Lecture 4.2 - Model Building II
Practicing model building - Average test score in schools
Provided is a dataset to continue building your skills in model building. The dataset includes many variables related to the quality of schools in California. Please use testscr
as your response variable.
The definition of all of the variables can be found here.
Learning objectives
- Continue building skills in interpreting variables
- Practice model building, this time by adding \(p\) values to the process
- Interpret regression results, including \(p\) values
Hypothesis development
First, we want to examine the basic relationships in our data.
- Make a list of hypothesized relationships to
testscr
. For key variables, list what you expect its relationship totestscr
. - Select an alpha value for your hypotheses and provide a justification.
- Also note, based on the summary information of the key predictor variables, generally speaking, how large of an impact do you expect the predictor variable to have.
Variable Exploration
For this part of the lab, you should explore the distribution of all of the relevant variables via histograms.
To combine multiple plots into one image, you can use the grid.arrange
function as shown in the sample code below:
library(gridExtra)
p1 <- ggplot(schools, aes(x=testscr))+geom_histogram()+ggtitle("Test scores")+ylab("Average test score")
p2 <- ggplot(schools, aes(x=mealpct))+geom_histogram()+ggtitle("Percent of students given free meals")+ylab("Percent")
p3 <- ggplot(schools, aes(x=enrltot))+geom_histogram()+ggtitle("Enrollment total")+ylab("Count")
grid.arrange(p1, p2, p3)
- Make note of any outliers or non-normal distributions that may cause problems for your later statistical test.
- Also consider if any variables need to be recoded or transformed. For variables that are normally distributed, you don’t need to make a lot of remarks – you only need to note the unusual cases or the ones in which a transformation is necessary.
Two-Way Data Relationships
Based on your hypothesized relationship between each of the predictor variables and testscr
, check the two-way relationships to see your expectations are met or not. You may also want to check the correlations between all variables. As a reminder, one way to create a correlation matrix plot using the ggcorrplot
library is:
schools.subset <- schools %>%
select(c(testscr, mealpct, enrltot))
testcors <- cor(schools.subset, use="complete.obs")
ggcorrplot(testcors)
More details can be found here
- Develop some plots and/or tables to summarize your two-way relationships – again, you only need to remark on the unusual cases or where the relationship looks strong and you think it warrants further investigation.
- Did any of the two-way relationships surprise you? Which ones and why?
Model Building
Now, armed with your hypotheses, enter in the variables you wish to test and any other variables you think relevant and work with your lab partner to create the best regression model possible.

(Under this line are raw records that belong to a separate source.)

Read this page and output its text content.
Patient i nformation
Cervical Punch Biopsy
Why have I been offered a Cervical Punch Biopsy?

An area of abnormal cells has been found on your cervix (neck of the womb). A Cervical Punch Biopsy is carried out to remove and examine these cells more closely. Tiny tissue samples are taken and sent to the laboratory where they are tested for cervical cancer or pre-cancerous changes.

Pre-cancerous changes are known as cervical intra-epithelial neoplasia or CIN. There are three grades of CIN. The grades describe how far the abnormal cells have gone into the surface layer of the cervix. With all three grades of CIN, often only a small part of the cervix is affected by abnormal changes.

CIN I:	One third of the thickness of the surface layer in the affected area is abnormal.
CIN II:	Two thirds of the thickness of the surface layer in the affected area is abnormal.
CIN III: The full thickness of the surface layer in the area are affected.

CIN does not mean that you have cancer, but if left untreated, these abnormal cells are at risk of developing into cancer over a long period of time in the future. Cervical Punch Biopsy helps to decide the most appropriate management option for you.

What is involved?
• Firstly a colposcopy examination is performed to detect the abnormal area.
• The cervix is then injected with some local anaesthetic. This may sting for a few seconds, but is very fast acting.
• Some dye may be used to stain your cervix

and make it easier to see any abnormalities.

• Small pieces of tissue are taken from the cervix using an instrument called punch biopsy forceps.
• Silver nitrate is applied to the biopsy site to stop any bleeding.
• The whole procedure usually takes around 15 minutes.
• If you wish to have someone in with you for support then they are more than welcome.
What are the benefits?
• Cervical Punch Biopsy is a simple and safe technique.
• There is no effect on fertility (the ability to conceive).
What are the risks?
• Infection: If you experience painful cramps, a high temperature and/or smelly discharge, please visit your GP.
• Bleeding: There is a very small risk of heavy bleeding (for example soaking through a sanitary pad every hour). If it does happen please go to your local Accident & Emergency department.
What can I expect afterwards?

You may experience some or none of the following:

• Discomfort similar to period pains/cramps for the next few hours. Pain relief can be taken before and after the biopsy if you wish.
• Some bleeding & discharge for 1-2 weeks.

- First, check if the regression requirements (linear relationship, independence, does the plot thicken?, nearly normal residuals)
- If they violate the conditions, make sure to adjust them
- Are any of the variables collinear? How do you think that will change the relationship between the predictor and response variables? Draw a causal diagram of how you think the causation will work in your model.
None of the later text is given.